The fact is, the possibilities of what Xoe and other girls can be is endless. And therein lies the message that was being sent to young girls on this day: You can be anything.
The day was a collaboration between Rennehan, Frescho, Mattel and Barbie, and was aimed at empowering girls and placing focus on careers that may not be seen as traditional for women — the trades. A construction Barbie was being celebrated on this day — the latest in about 180 careers the doll has portrayed through the years.
Rennehan, who has been repeatedly recognized as one of the top female entrepreneurs in Canada, was thrilled with how the day went.
“The fact that we can bring a global brand like Mattel and a kind of, I would say, a North American brand like me, that came from a small town and combine us together and see these young girls in pink, happy . . . this is just incredible,” Rennehan said at a Pop-Up Party held at the Yarmouth Mall. “The energy is off the charts.”
The Pop-Up Party included various activities and around 300 Barbies were given out for free.

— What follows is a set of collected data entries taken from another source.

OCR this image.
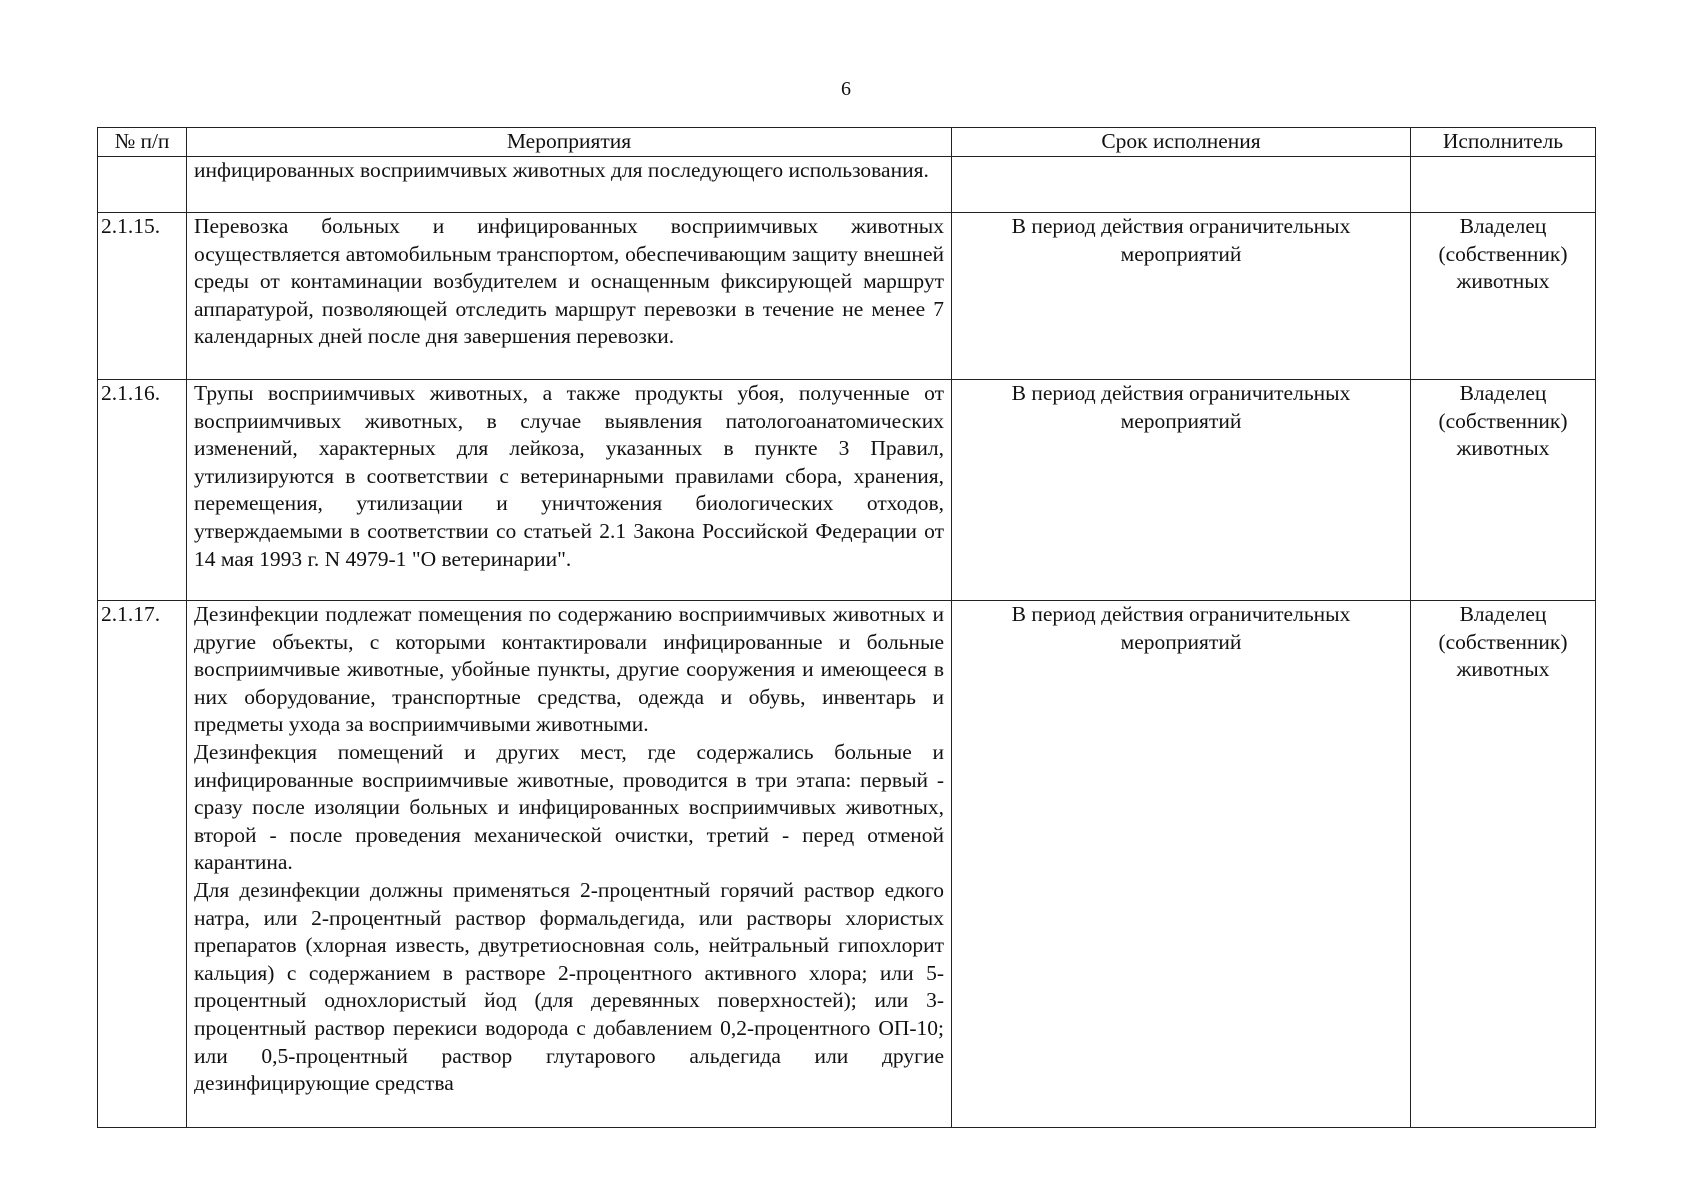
6
№ п/п	Мероприятия	Срок исполнения	Исполнитель
	инфицированных восприимчивых животных для последующего использования.		
2.1.15.	Перевозка больных и инфицированных восприимчивых животных осуществляется автомобильным транспортом, обеспечивающим защиту внешней среды от контаминации возбудителем и оснащенным фиксирующей маршрут аппаратурой, позволяющей отследить маршрут перевозки в течение не менее 7 календарных дней после дня завершения перевозки.	В период действия ограничительных мероприятий	Владелец (собственник) животных
2.1.16.	Трупы восприимчивых животных, а также продукты убоя, полученные от восприимчивых животных, в случае выявления патологоанатомических изменений, характерных для лейкоза, указанных в пункте 3 Правил, утилизируются в соответствии с ветеринарными правилами сбора, хранения, перемещения, утилизации и уничтожения биологических отходов, утверждаемыми в соответствии со статьей 2.1 Закона Российской Федерации от 14 мая 1993 г. N 4979-1 "О ветеринарии".	В период действия ограничительных мероприятий	Владелец (собственник) животных
2.1.17.	Дезинфекции подлежат помещения по содержанию восприимчивых животных и другие объекты, с которыми контактировали инфицированные и больные восприимчивые животные, убойные пункты, другие сооружения и имеющееся в них оборудование, транспортные средства, одежда и обувь, инвентарь и предметы ухода за восприимчивыми животными.

Дезинфекция помещений и других мест, где содержались больные и инфицированные восприимчивые животные, проводится в три этапа: первый - сразу после изоляции больных и инфицированных восприимчивых животных, второй - после проведения механической очистки, третий - перед отменой карантина.

Для дезинфекции должны применяться 2-процентный горячий раствор едкого натра, или 2-процентный раствор формальдегида, или растворы хлористых препаратов (хлорная известь, двутретиосновная соль, нейтральный гипохлорит кальция) с содержанием в растворе 2-процентного активного хлора; или 5-процентный однохлористый йод (для деревянных поверхностей); или 3-процентный раствор перекиси водорода с добавлением 0,2-процентного ОП-10; или 0,5-процентный раствор глутарового альдегида или другие дезинфицирующие средства	В период действия ограничительных мероприятий	Владелец (собственник) животных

Staff in all the stores in the mall sported pink You Can Be Anything t-shirts as a show of solidarity for the message, as did the many event volunteers.
Rennehan said the day’s message was an important one.
“I want people to love who they want, be what they want and live the life that a lot of people before us couldn’t,” she said.
Asked if she sees more women going into the trades, she says not as many as she would hope, which she hopes to see change.
“I would like to tell you that the numbers are staggering, but they still aren’t,” she said, although they are climbing.
Xoe Nickerson, a Grade 3 student at Meadowfields Community School, won a You Can Be Anything Barbie Contest that gave her the opportunity to mentor alongside Rennehan for the day.
Mary Thompson, the principal of the NSCC Burridge Campus, spoke at the Pop-Up Party about the many types of trades programs that are offered at the community college in Yarmouth.
“While traditionally some of the trades have been male dominated, we’re seeing big changes and we’re seeing a lot of women coming it the trades,” she said. “It is truly one of the careers of the future.”
When Rennehan and Mattel decided to partner on this initiative, it could have happened anywhere — except that Rennehan knew it had to be in Yarmouth.
“A lot of the rural areas in Canada and other places get left out of many things,” she said. “Mattel and I very much had an understanding that if they wanted me to be the construction Barbie mentor that it was going to be in my hometown.”